Likewise, Maui Memorial Medical Center Chief Executive Officer John Schaumberg says the hospital wanted to expand its facilities in 2000, but was deterred when the Legislature failed to release the required revenue bond-essentially a loan based on revenue projections, for which the hospital would have had to repay both principal and interest. Two years later, Schaumberg says, the Legislature needed to fund construction projects to spur the economy, and issued a $38-million, general-obligation bond, which did not require repayment. “Essentially, it was a grant from the state,” says Schaumberg.

For Hawaii Pacific Health, the completed merger of the four hospitals gave the organization more resources, and an incentive to standardize its facilities, according to vice president for design and construction Warren Chaiko. “As a merged entity we’re in a stronger position to engage in an aggressive capital expansion program. The combined growth and stability of our four hospitals has allowed our organization to access financing and generate the revenue needed to keep pace with these investments,” he says.

To reduce future expenses and generate revenues, some hospitals are choosing to own land and collect lease rents from developers. According to Whang, “One thing we learned is not to put money into bricks and mortar. We’ll have others build the structures, so we don’t have the expenses of renovation or repair in the future. For us, the solution (to generating more income) will be to own land and lease it.” North Hawaii Community Hospital is taking the same tack with its five-year plan to build medical offices, says Berry, “Our preference is really to work with a developer. We’d probably do a land lease to either physicians or a physician developer and let them actually build the offices.”

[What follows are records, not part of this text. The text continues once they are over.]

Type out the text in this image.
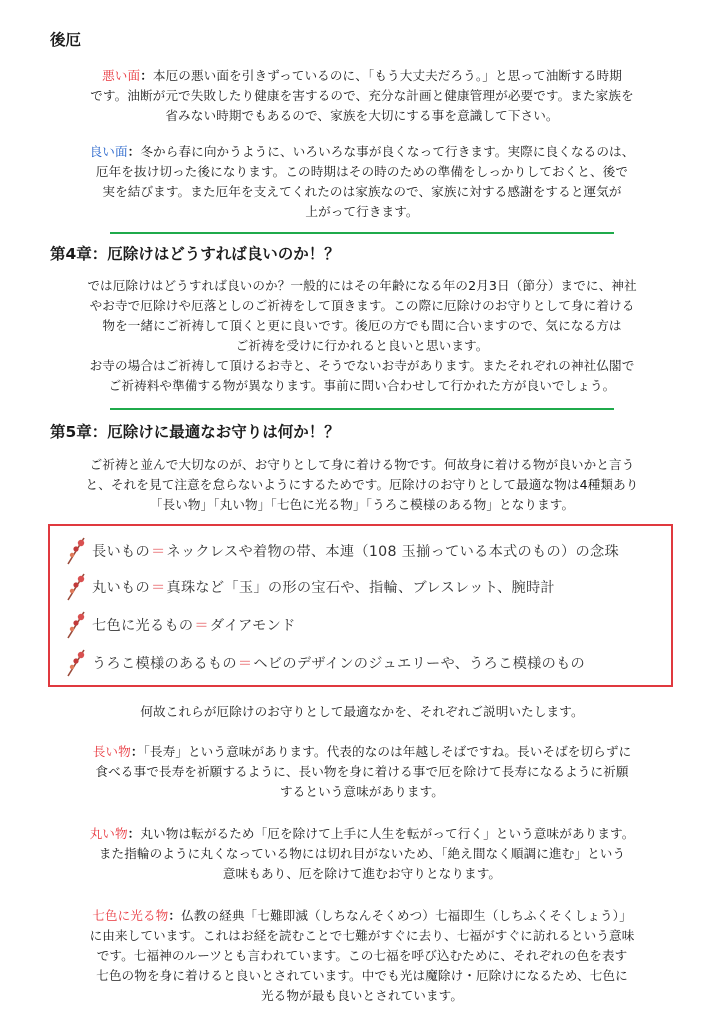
後厄

悪い面：本厄の悪い面を引きずっているのに、「もう大丈夫だろう。」と思って油断する時期
です。油断が元で失敗したり健康を害するので、充分な計画と健康管理が必要です。また家族を
省みない時期でもあるので、家族を大切にする事を意識して下さい。

良い面：冬から春に向かうように、いろいろな事が良くなって行きます。実際に良くなるのは、
厄年を抜け切った後になります。この時期はその時のための準備をしっかりしておくと、後で
実を結びます。また厄年を支えてくれたのは家族なので、家族に対する感謝をすると運気が
上がって行きます。

第4章：厄除けはどうすれば良いのか！？

では厄除けはどうすれば良いのか？一般的にはその年齢になる年の2月3日（節分）までに、神社
やお寺で厄除けや厄落としのご祈祷をして頂きます。この際に厄除けのお守りとして身に着ける
物を一緒にご祈祷して頂くと更に良いです。後厄の方でも間に合いますので、気になる方は
ご祈祷を受けに行かれると良いと思います。
お寺の場合はご祈祷して頂けるお寺と、そうでないお寺があります。またそれぞれの神社仏閣で
ご祈祷料や準備する物が異なります。事前に問い合わせして行かれた方が良いでしょう。

第5章：厄除けに最適なお守りは何か！？

ご祈祷と並んで大切なのが、お守りとして身に着ける物です。何故身に着ける物が良いかと言う
と、それを見て注意を怠らないようにするためです。厄除けのお守りとして最適な物は4種類あり
「長い物」「丸い物」「七色に光る物」「うろこ模様のある物」となります。

長いもの ＝ ネックレスや着物の帯、本連（108 玉揃っている本式のもの）の念珠
丸いもの ＝ 真珠など「玉」の形の宝石や、指輪、ブレスレット、腕時計
七色に光るもの ＝ ダイアモンド
うろこ模様のあるもの ＝ ヘビのデザインのジュエリーや、うろこ模様のもの

何故これらが厄除けのお守りとして最適なかを、それぞれご説明いたします。

長い物：「長寿」という意味があります。代表的なのは年越しそばですね。長いそばを切らずに
食べる事で長寿を祈願するように、長い物を身に着ける事で厄を除けて長寿になるように祈願
するという意味があります。

丸い物：丸い物は転がるため「厄を除けて上手に人生を転がって行く」という意味があります。
また指輪のように丸くなっている物には切れ目がないため、「絶え間なく順調に進む」という
意味もあり、厄を除けて進むお守りとなります。

七色に光る物：仏教の経典「七難即滅（しちなんそくめつ）七福即生（しちふくそくしょう）」
に由来しています。これはお経を読むことで七難がすぐに去り、七福がすぐに訪れるという意味
です。七福神のルーツとも言われています。この七福を呼び込むために、それぞれの色を表す
七色の物を身に着けると良いとされています。中でも光は魔除け・厄除けになるため、七色に
光る物が最も良いとされています。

IMPACT ON COST OF SERVICES

Some critics have said that the focus on generating revenues will restrict access to care, particularly for the poor and uninsured. Hospital executives disagree, for two reasons: one, insurance companies determine reimbursements, which translates to revenues for hospitals, and two, capital improvements are financed over the long term. According to Suzuka of the Wahiawa-Central Oahu Health Center, “Medicine is the most highly regulated industry in the United States; it’s not like any other industry, where you set your price. Basically, in medicine, you have to live within the cost structure, so Pacific Health Center would not be paid any higher reimbursements than Queen’s or Kuakini or anybody else.”

With interest rates on tax-exempt bonds at less than 4 percent, not only is it easier to fund future projects, the expense of serving existing debt is reduced. Says Berry, “It shouldn’t affect the cost of services, because basically the financing that we’re acquiring pays back over a 30-year period. And because interest rates are so low, we’re able to refinance existing debt and acquire more debt so we have money for capital-investment purposes.”

In the long term, hospital executives say the improvements from construction will create efficiencies that will reduce costs and increase access to healthcare. According to Whang, “The critical point is efficiencies. Since we’re receiving a fixed amount (in Medicare and insurance reimbursements), by becoming more efficient, you hold on to more of your money, and deliver better patient care, which is the ultimate goal.”